Manpower has conducted a global study on the shortage of talent worldwide, which shows that it is at the highest level since the beginning of the crisis; more and more employers are encountering difficulties in recruiting qualified staff.

 

According to the Manpower survey conducted among 40,000 employers worldwide, the global shortage of talent is getting worse, which has a negative impact on company performance and productivity. 35% of employers say they have difficulty finding staff with the right skills, the highest rate since the beginning of the crisis. While 42% of these employers believed that this shortage would have an impact on their ability to meet customer needs in 2012, 54% of them believe so today. Nonetheless, close to one quarter of companies have no intention to consider new ways of combating this shortage.

 

Some countries more affected than others

The study also reveals that these problems encountered in recruiting skilled employees affect all companies worldwide, but some countries are more affected than others.

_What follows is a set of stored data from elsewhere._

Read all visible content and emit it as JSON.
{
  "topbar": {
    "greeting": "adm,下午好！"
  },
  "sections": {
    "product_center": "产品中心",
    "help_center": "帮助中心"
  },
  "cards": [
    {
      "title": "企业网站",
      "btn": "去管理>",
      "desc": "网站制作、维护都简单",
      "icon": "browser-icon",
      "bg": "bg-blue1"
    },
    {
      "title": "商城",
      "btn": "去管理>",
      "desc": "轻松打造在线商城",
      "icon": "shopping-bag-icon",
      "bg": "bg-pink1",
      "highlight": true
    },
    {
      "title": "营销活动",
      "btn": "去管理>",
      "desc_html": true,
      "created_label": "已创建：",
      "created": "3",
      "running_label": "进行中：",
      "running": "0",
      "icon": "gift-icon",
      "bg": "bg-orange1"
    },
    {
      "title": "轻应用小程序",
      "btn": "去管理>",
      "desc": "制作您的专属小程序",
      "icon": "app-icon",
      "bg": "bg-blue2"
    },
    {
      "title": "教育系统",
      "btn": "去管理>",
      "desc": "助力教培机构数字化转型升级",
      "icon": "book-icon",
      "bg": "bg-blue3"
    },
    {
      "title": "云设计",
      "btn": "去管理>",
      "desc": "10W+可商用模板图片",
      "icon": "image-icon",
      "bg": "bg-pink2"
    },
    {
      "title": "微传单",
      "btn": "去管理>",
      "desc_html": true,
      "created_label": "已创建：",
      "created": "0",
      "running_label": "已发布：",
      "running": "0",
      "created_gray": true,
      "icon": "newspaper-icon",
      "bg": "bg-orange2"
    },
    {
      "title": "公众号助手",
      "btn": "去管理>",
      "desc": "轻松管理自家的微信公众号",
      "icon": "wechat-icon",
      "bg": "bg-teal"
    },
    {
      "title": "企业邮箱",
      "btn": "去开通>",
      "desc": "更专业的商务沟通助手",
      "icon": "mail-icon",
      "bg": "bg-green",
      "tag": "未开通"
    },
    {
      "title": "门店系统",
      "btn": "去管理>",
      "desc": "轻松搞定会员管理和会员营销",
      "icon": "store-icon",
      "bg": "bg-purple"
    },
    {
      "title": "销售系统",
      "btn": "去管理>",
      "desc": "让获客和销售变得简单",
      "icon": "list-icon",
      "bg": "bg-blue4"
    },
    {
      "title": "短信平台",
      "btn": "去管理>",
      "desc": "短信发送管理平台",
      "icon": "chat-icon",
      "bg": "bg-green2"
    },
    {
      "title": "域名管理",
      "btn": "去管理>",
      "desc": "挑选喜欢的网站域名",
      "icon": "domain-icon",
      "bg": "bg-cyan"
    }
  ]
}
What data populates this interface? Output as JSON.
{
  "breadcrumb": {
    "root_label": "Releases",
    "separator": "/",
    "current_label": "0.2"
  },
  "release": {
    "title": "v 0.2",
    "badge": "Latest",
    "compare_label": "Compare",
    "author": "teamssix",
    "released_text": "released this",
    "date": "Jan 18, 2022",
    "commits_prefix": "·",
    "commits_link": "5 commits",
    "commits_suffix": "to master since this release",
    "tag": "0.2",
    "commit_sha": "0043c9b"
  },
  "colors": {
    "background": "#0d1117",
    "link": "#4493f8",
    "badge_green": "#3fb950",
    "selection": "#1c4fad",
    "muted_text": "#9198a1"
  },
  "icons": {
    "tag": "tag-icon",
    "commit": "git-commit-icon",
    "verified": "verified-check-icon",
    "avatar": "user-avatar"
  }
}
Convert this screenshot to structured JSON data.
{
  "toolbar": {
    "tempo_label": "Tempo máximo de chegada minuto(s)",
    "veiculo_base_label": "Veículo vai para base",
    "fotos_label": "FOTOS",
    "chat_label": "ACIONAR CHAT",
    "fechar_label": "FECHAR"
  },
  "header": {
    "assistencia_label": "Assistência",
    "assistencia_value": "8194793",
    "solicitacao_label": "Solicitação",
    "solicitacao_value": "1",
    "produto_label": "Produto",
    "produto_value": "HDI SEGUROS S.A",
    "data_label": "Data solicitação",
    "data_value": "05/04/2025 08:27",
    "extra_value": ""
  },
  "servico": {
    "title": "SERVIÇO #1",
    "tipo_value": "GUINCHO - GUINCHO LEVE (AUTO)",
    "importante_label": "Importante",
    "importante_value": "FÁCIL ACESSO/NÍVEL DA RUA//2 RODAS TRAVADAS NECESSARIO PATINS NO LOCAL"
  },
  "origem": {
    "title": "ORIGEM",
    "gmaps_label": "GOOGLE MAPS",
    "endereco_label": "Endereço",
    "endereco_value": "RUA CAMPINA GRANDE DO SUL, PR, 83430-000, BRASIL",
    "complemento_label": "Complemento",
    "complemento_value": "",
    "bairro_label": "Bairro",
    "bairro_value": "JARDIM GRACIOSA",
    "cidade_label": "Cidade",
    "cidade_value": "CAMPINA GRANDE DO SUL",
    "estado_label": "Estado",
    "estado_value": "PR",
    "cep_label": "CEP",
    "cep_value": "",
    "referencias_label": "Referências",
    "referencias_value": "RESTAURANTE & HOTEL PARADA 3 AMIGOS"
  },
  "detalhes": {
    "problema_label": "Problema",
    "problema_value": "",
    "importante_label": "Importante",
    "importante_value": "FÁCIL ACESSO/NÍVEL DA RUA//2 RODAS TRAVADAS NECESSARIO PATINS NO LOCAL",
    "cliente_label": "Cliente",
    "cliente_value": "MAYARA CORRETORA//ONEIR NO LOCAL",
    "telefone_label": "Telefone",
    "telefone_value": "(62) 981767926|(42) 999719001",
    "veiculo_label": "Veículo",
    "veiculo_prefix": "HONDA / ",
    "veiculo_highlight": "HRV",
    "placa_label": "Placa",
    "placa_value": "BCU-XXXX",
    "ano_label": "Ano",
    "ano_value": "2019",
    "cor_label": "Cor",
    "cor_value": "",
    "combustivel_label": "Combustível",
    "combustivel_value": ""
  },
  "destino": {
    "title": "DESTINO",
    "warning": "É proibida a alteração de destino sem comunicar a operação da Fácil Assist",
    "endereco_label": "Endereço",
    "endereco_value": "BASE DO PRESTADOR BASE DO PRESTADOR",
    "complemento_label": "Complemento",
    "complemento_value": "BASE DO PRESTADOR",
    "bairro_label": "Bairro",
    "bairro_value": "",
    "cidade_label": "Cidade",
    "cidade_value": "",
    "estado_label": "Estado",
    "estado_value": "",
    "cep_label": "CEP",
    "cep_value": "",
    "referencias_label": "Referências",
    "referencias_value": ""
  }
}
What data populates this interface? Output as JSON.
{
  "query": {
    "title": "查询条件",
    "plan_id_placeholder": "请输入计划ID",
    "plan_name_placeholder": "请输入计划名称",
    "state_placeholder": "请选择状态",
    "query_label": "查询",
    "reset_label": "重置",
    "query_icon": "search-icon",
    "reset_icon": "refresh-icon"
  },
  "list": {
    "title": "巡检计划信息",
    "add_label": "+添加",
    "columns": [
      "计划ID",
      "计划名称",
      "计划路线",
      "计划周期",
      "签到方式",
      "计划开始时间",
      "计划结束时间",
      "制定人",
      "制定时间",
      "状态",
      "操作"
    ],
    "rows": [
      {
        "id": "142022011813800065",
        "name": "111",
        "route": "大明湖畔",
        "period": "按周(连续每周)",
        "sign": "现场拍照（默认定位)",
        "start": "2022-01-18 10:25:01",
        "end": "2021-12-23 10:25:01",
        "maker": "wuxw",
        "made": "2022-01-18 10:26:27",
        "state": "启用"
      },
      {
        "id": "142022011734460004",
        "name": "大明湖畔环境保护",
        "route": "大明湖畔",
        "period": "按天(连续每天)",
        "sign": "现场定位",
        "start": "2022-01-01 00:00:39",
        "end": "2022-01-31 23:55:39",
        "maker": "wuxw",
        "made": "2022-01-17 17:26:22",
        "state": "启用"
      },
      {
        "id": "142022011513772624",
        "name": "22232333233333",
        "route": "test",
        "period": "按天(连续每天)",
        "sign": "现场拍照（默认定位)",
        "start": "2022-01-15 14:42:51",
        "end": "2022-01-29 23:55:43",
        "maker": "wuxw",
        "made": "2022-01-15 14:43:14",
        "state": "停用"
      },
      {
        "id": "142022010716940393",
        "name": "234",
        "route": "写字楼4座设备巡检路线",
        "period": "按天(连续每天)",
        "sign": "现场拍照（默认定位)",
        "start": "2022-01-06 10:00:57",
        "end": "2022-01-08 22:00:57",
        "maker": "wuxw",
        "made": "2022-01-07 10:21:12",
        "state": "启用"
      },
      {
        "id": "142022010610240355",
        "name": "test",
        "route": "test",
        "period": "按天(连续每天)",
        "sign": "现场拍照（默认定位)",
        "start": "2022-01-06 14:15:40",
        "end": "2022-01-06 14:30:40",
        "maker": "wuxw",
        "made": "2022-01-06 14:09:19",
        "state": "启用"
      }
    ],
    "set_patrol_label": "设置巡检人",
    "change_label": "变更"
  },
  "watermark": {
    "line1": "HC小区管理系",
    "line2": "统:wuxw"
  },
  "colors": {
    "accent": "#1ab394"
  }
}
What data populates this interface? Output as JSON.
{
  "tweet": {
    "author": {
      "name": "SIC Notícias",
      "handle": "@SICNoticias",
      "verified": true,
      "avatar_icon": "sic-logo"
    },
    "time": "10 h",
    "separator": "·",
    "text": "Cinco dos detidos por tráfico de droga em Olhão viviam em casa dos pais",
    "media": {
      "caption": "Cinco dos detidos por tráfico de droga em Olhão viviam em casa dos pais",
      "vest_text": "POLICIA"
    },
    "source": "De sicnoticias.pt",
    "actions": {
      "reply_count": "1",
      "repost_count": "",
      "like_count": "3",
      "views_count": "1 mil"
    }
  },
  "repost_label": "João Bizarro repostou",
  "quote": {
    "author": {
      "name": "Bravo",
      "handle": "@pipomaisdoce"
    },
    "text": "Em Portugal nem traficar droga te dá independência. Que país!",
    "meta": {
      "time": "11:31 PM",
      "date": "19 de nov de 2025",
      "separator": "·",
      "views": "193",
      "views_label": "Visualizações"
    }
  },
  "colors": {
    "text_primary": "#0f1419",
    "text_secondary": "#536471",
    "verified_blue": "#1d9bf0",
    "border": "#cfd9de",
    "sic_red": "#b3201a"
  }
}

This is the case for example for Japan (85% of employers admit having difficulty), Brazil (68%), India (61%), Turkey (58%) and Hong Kong (58%). The least affected are Ireland (3%), Spain (3%), South Africa (6%), the Netherlands (9%) and the Czech Republic (9%). Canada is in the middle, with 34% of employers worried about the talent shortage, 9 points more than last year.

 

Occupations with shortages in Canada

Unsurprisingly, engineers, salespeople and skilled workers are the hardest to recruit. Manpower lists the 10 hardest to fill according to Canadian employers: skilled workers, engineers, executives and managers, salespeople, technicians, drivers, accounting and finance professionals, new technology specialists, teachers and, finally, labourers.